MRS Oil Nigeria Plc has said it is partnering the Motor Mechs and Technicians Association of Nigeria and Nigeria Automobile Technician Association to educate them on its brand of lubricants.
The Lube Sales Manager, MRS Oil Nigeria Plc, Jane Opara, said the aim of the initiative, tagged ‘Lubricants Market Storm’, was to “create awareness for our brand of lubricants, especially to the mechanics, considering the influx of adulterated and cheap products from Dubai and other countries.”
She said, “We felt this period is the time when most motorists will be servicing their cars and we need to create this awareness and let them know that companies in Nigeria are still producing high quality lubricants, which are better than whatever is being imported into the country.
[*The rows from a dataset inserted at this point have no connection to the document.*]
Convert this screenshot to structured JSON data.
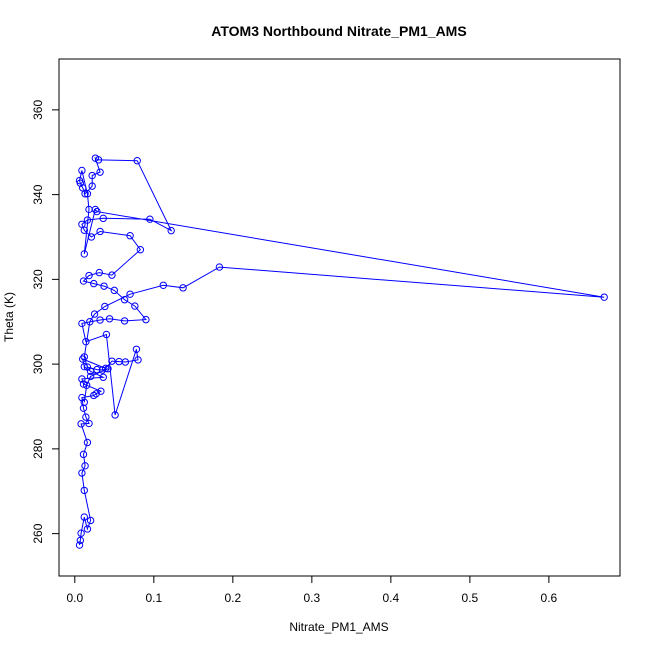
{
  "chart_data": {
    "type": "line",
    "title": "ATOM3 Northbound Nitrate_PM1_AMS",
    "xlabel": "Nitrate_PM1_AMS",
    "ylabel": "Theta (K)",
    "xlim": [
      -0.02,
      0.69
    ],
    "ylim": [
      250,
      372
    ],
    "x_ticks": [
      0.0,
      0.1,
      0.2,
      0.3,
      0.4,
      0.5,
      0.6
    ],
    "x_tick_labels": [
      "0.0",
      "0.1",
      "0.2",
      "0.3",
      "0.4",
      "0.5",
      "0.6"
    ],
    "y_ticks": [
      260,
      280,
      300,
      320,
      340,
      360
    ],
    "y_tick_labels": [
      "260",
      "280",
      "300",
      "320",
      "340",
      "360"
    ],
    "grid": false,
    "series": [
      {
        "color": "#0000ff",
        "marker": "open-circle",
        "points": [
          [
            0.006,
            257.3
          ],
          [
            0.007,
            258.4
          ],
          [
            0.008,
            260.1
          ],
          [
            0.012,
            263.9
          ],
          [
            0.016,
            261.1
          ],
          [
            0.02,
            263.1
          ],
          [
            0.012,
            270.2
          ],
          [
            0.009,
            274.3
          ],
          [
            0.013,
            276.0
          ],
          [
            0.011,
            278.7
          ],
          [
            0.016,
            281.5
          ],
          [
            0.008,
            285.9
          ],
          [
            0.018,
            286.0
          ],
          [
            0.014,
            287.5
          ],
          [
            0.011,
            289.6
          ],
          [
            0.009,
            292.1
          ],
          [
            0.024,
            292.6
          ],
          [
            0.027,
            293.0
          ],
          [
            0.033,
            293.6
          ],
          [
            0.011,
            295.3
          ],
          [
            0.009,
            296.5
          ],
          [
            0.036,
            296.9
          ],
          [
            0.02,
            298.3
          ],
          [
            0.012,
            299.4
          ],
          [
            0.01,
            301.2
          ],
          [
            0.039,
            299.0
          ],
          [
            0.047,
            300.7
          ],
          [
            0.056,
            300.6
          ],
          [
            0.064,
            300.5
          ],
          [
            0.08,
            301.0
          ],
          [
            0.078,
            303.5
          ],
          [
            0.051,
            288.0
          ],
          [
            0.04,
            307.0
          ],
          [
            0.014,
            305.3
          ],
          [
            0.009,
            309.6
          ],
          [
            0.032,
            310.4
          ],
          [
            0.044,
            310.7
          ],
          [
            0.063,
            310.2
          ],
          [
            0.09,
            310.5
          ],
          [
            0.076,
            313.7
          ],
          [
            0.063,
            315.2
          ],
          [
            0.05,
            317.4
          ],
          [
            0.037,
            318.4
          ],
          [
            0.024,
            319.0
          ],
          [
            0.011,
            319.6
          ],
          [
            0.018,
            320.9
          ],
          [
            0.031,
            321.6
          ],
          [
            0.047,
            321.0
          ],
          [
            0.083,
            327.0
          ],
          [
            0.07,
            330.3
          ],
          [
            0.032,
            331.3
          ],
          [
            0.021,
            330.0
          ],
          [
            0.012,
            331.6
          ],
          [
            0.009,
            333.0
          ],
          [
            0.016,
            334.0
          ],
          [
            0.036,
            334.4
          ],
          [
            0.095,
            334.2
          ],
          [
            0.122,
            331.5
          ],
          [
            0.079,
            348.0
          ],
          [
            0.03,
            348.2
          ],
          [
            0.026,
            348.6
          ],
          [
            0.032,
            345.3
          ],
          [
            0.022,
            344.5
          ],
          [
            0.022,
            342.0
          ],
          [
            0.013,
            340.2
          ],
          [
            0.01,
            341.6
          ],
          [
            0.007,
            342.7
          ],
          [
            0.006,
            343.3
          ],
          [
            0.009,
            345.7
          ],
          [
            0.016,
            340.2
          ],
          [
            0.018,
            336.5
          ],
          [
            0.012,
            326.0
          ],
          [
            0.026,
            336.5
          ],
          [
            0.028,
            336.0
          ],
          [
            0.67,
            315.8
          ],
          [
            0.183,
            322.9
          ],
          [
            0.137,
            318.0
          ],
          [
            0.112,
            318.6
          ],
          [
            0.07,
            316.5
          ],
          [
            0.038,
            313.6
          ],
          [
            0.025,
            311.8
          ],
          [
            0.019,
            310.0
          ],
          [
            0.012,
            301.7
          ],
          [
            0.016,
            299.3
          ],
          [
            0.028,
            298.7
          ],
          [
            0.035,
            298.6
          ],
          [
            0.042,
            298.9
          ],
          [
            0.02,
            297.1
          ],
          [
            0.015,
            295.0
          ],
          [
            0.012,
            291.0
          ]
        ]
      }
    ]
  }
}
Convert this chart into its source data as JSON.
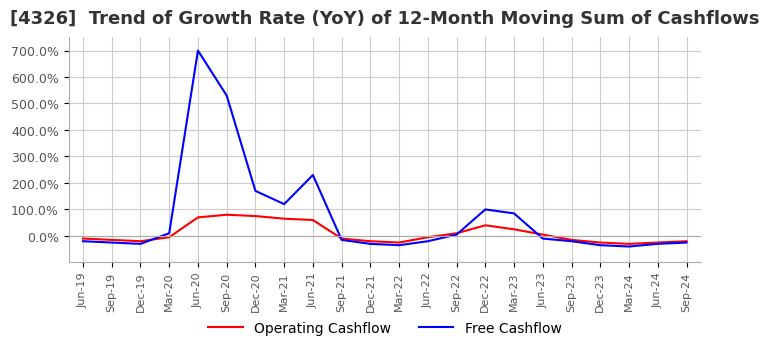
{
  "title": "[4326]  Trend of Growth Rate (YoY) of 12-Month Moving Sum of Cashflows",
  "title_fontsize": 13,
  "xlabel": "",
  "ylabel": "",
  "ylim": [
    -100,
    750
  ],
  "yticks": [
    0,
    100,
    200,
    300,
    400,
    500,
    600,
    700
  ],
  "background_color": "#ffffff",
  "grid_color": "#cccccc",
  "legend_labels": [
    "Operating Cashflow",
    "Free Cashflow"
  ],
  "legend_colors": [
    "#ff0000",
    "#0000ff"
  ],
  "x_labels": [
    "Jun-19",
    "Sep-19",
    "Dec-19",
    "Mar-20",
    "Jun-20",
    "Sep-20",
    "Dec-20",
    "Mar-21",
    "Jun-21",
    "Sep-21",
    "Dec-21",
    "Mar-22",
    "Jun-22",
    "Sep-22",
    "Dec-22",
    "Mar-23",
    "Jun-23",
    "Sep-23",
    "Dec-23",
    "Mar-24",
    "Jun-24",
    "Sep-24"
  ],
  "operating_cashflow": [
    -10,
    -15,
    -20,
    -5,
    70,
    80,
    75,
    65,
    60,
    -10,
    -20,
    -25,
    -5,
    10,
    40,
    25,
    5,
    -15,
    -25,
    -30,
    -25,
    -20
  ],
  "free_cashflow": [
    -20,
    -25,
    -30,
    10,
    700,
    530,
    170,
    120,
    230,
    -15,
    -30,
    -35,
    -20,
    5,
    100,
    85,
    -10,
    -20,
    -35,
    -40,
    -30,
    -25
  ]
}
We also want to educate them on the advantages of patronising made-in-Nigeria products.”
Describing the response from the mechanics as very impressive, Opara said, “Currently, we have the highest grade of automotive lubricants. For now, that is the highest on mineral base, meaning that outside that you have the synthetic. Now, it is only MRS that has this grade of lubricant in the industry.
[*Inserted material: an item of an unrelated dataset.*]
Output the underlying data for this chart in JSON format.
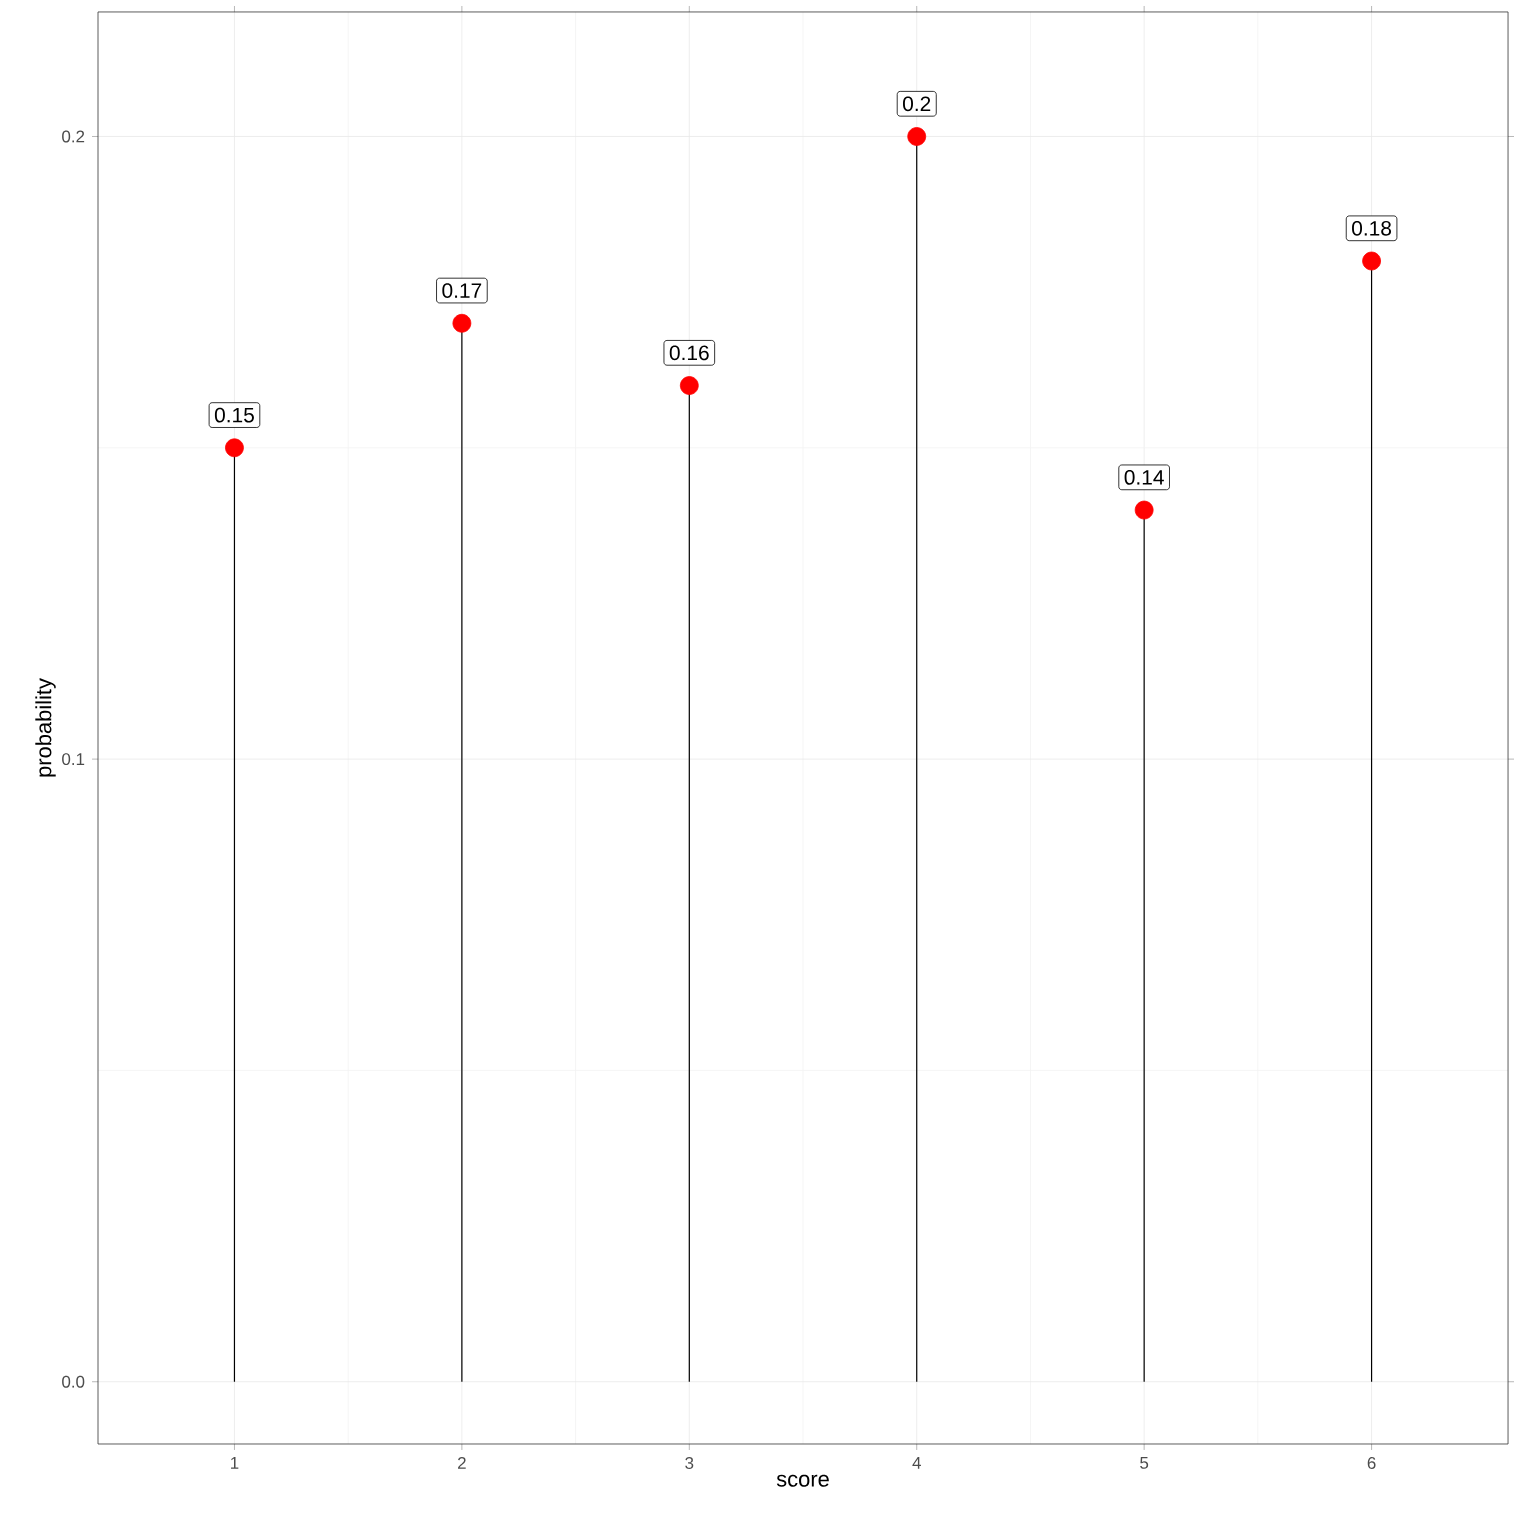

“So, we are trying to inform them that with this kind of lubricant, you can reduce your fuel consumption, soot formation, and the engine can stay longer because it has the higher grade interval. It is locally produced. But currently, there is no blender in the country that manufactures addictives and base oil; they are imported.
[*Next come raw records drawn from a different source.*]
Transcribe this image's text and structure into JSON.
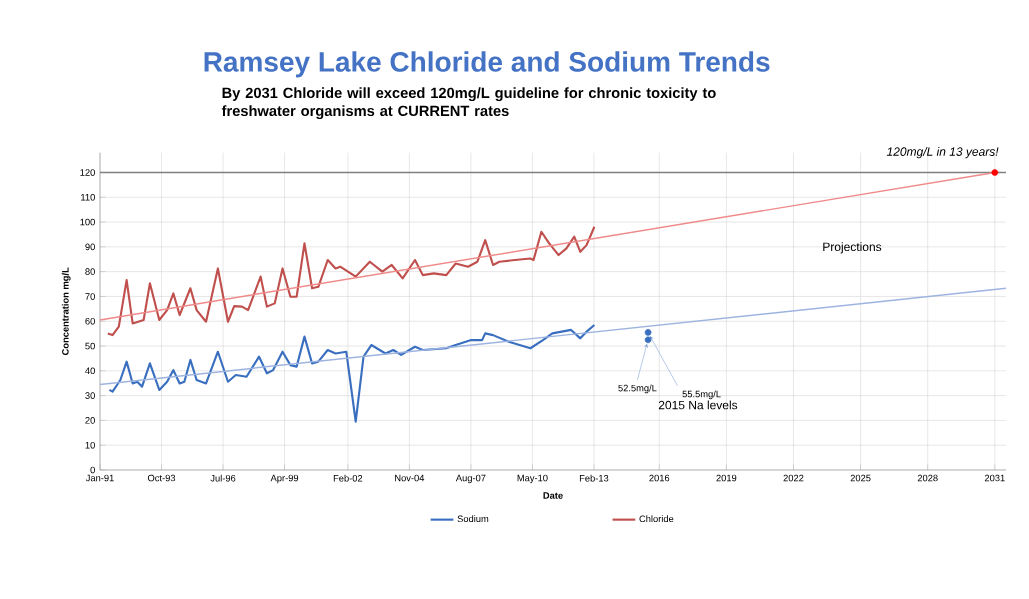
{
  "chart_data": {
    "type": "line",
    "title": "Ramsey Lake Chloride and Sodium Trends",
    "subtitle": "By 2031 Chloride will exceed 120mg/L guideline for chronic toxicity to freshwater organisms at CURRENT rates",
    "xlabel": "Date",
    "ylabel": "Concentration mg/L",
    "xlim": [
      1991,
      2031.5
    ],
    "ylim": [
      0,
      128
    ],
    "xticks": [
      {
        "value": 1991.0,
        "label": "Jan-91"
      },
      {
        "value": 1993.75,
        "label": "Oct-93"
      },
      {
        "value": 1996.5,
        "label": "Jul-96"
      },
      {
        "value": 1999.25,
        "label": "Apr-99"
      },
      {
        "value": 2002.08,
        "label": "Feb-02"
      },
      {
        "value": 2004.83,
        "label": "Nov-04"
      },
      {
        "value": 2007.58,
        "label": "Aug-07"
      },
      {
        "value": 2010.33,
        "label": "May-10"
      },
      {
        "value": 2013.08,
        "label": "Feb-13"
      },
      2016,
      2019,
      2022,
      2025,
      2028,
      2031
    ],
    "yticks": [
      0,
      10,
      20,
      30,
      40,
      50,
      60,
      70,
      80,
      90,
      100,
      110,
      120
    ],
    "grid": true,
    "legend": "bottom",
    "line_style": "solid",
    "marker": "none",
    "series": [
      {
        "name": "Sodium",
        "color": "#3a6fc0",
        "x": [
          1991.42,
          1991.56,
          1991.91,
          1992.19,
          1992.46,
          1992.67,
          1992.88,
          1993.23,
          1993.65,
          1994.0,
          1994.28,
          1994.56,
          1994.77,
          1995.04,
          1995.32,
          1995.74,
          1996.27,
          1996.72,
          1997.07,
          1997.55,
          1998.11,
          1998.46,
          1998.74,
          1999.16,
          1999.51,
          1999.79,
          2000.14,
          2000.48,
          2000.76,
          2001.18,
          2001.53,
          2002.01,
          2002.43,
          2002.78,
          2003.13,
          2003.76,
          2004.11,
          2004.46,
          2005.08,
          2005.43,
          2006.48,
          2006.9,
          2007.59,
          2008.08,
          2008.22,
          2008.57,
          2009.27,
          2010.24,
          2010.8,
          2011.22,
          2012.06,
          2012.47,
          2012.75,
          2013.1
        ],
        "values": [
          32.3,
          31.6,
          36.3,
          43.7,
          34.9,
          35.6,
          33.6,
          43,
          32.3,
          35.6,
          40.3,
          34.9,
          35.6,
          44.4,
          36.3,
          34.9,
          47.7,
          35.6,
          38.3,
          37.6,
          45.7,
          39,
          40.3,
          47.7,
          42.3,
          41.7,
          53.8,
          43,
          43.7,
          48.4,
          47,
          47.7,
          19.5,
          45.7,
          50.4,
          47,
          48.4,
          46.4,
          49.7,
          48.4,
          49.1,
          50.4,
          52.4,
          52.4,
          55.1,
          54.4,
          51.7,
          49.1,
          52.4,
          55.1,
          56.5,
          53.1,
          55.8,
          58.5
        ]
      },
      {
        "name": "Chloride",
        "color": "#c0504d",
        "x": [
          1991.35,
          1991.56,
          1991.84,
          1992.19,
          1992.46,
          1992.95,
          1993.23,
          1993.65,
          1994.0,
          1994.28,
          1994.56,
          1995.04,
          1995.32,
          1995.74,
          1996.27,
          1996.72,
          1997.0,
          1997.35,
          1997.62,
          1998.18,
          1998.46,
          1998.81,
          1999.16,
          1999.51,
          1999.79,
          2000.14,
          2000.48,
          2000.76,
          2001.18,
          2001.53,
          2001.74,
          2002.43,
          2003.06,
          2003.62,
          2004.04,
          2004.53,
          2005.08,
          2005.43,
          2005.92,
          2006.48,
          2006.9,
          2007.45,
          2007.87,
          2008.22,
          2008.57,
          2008.85,
          2009.55,
          2010.24,
          2010.38,
          2010.73,
          2011.08,
          2011.5,
          2011.85,
          2012.2,
          2012.47,
          2012.75,
          2013.1
        ],
        "values": [
          55.1,
          54.4,
          57.8,
          76.6,
          59.1,
          60.5,
          75.3,
          60.5,
          64.5,
          71.2,
          62.5,
          73.3,
          64.5,
          59.8,
          81.3,
          59.8,
          66.1,
          65.9,
          64.5,
          78,
          65.9,
          67.2,
          81.3,
          69.9,
          69.9,
          91.4,
          73.3,
          73.9,
          84.7,
          81.3,
          82,
          78,
          84,
          80,
          82.7,
          77.3,
          84.7,
          78.6,
          79.3,
          78.6,
          83.3,
          82,
          84,
          92.7,
          82.7,
          84,
          84.7,
          85.3,
          84.7,
          96.1,
          91.4,
          86.7,
          89.4,
          94.1,
          88,
          90.7,
          98.1
        ]
      },
      {
        "type": "line",
        "color": "#9db4e0",
        "x": [
          1991,
          2031.5
        ],
        "values": [
          34.5,
          73.3
        ]
      },
      {
        "type": "line",
        "color": "#f08a8a",
        "x": [
          1991,
          2031
        ],
        "values": [
          60.5,
          120
        ]
      },
      {
        "type": "scatter",
        "marker": "circle",
        "color": "#3a6fc0",
        "x": [
          2015.5,
          2015.5
        ],
        "values": [
          52.5,
          55.5
        ]
      },
      {
        "type": "scatter",
        "marker": "circle",
        "color": "#ff0000",
        "x": [
          2031
        ],
        "values": [
          120
        ]
      }
    ],
    "ref_lines": [
      {
        "axis": "y",
        "value": 120,
        "color": "#808080"
      }
    ],
    "annotations": [
      "120mg/L in 13 years!",
      {
        "text": "52.5mg/L",
        "x": 2015.5,
        "y": 52.5
      },
      {
        "text": "55.5mg/L",
        "x": 2015.5,
        "y": 55.5
      },
      "Projections",
      "2015 Na levels"
    ]
  }
}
“Prior to now, we used to have that from Kaduna refinery; but for a while now, we all import. What we mean by ‘locally produced’ is that we have what it takes to stick to what is needed to give us the best outcome.”
According to her, the Standards Organisation of Nigeria is doing a lot of work in ensuring that blenders come out with what they say they are producing.
She said, “The lubricants market in Nigeria has a lot of prospect; it is expanding every day. Our intention is to increase our market share. The mechanics are happy we are partnering them. We are working hand in hand with NATA and MOMTAN, and we have lined up about 12 locations for this initiative.
“To tackle adulteration of our products, we are trying to introduce a coding system and we are educating the mechanics on this idea of destroying the kegs after usage to prevent anyone else from replicating it. We also have our own internal security features that we can’t tell the public.”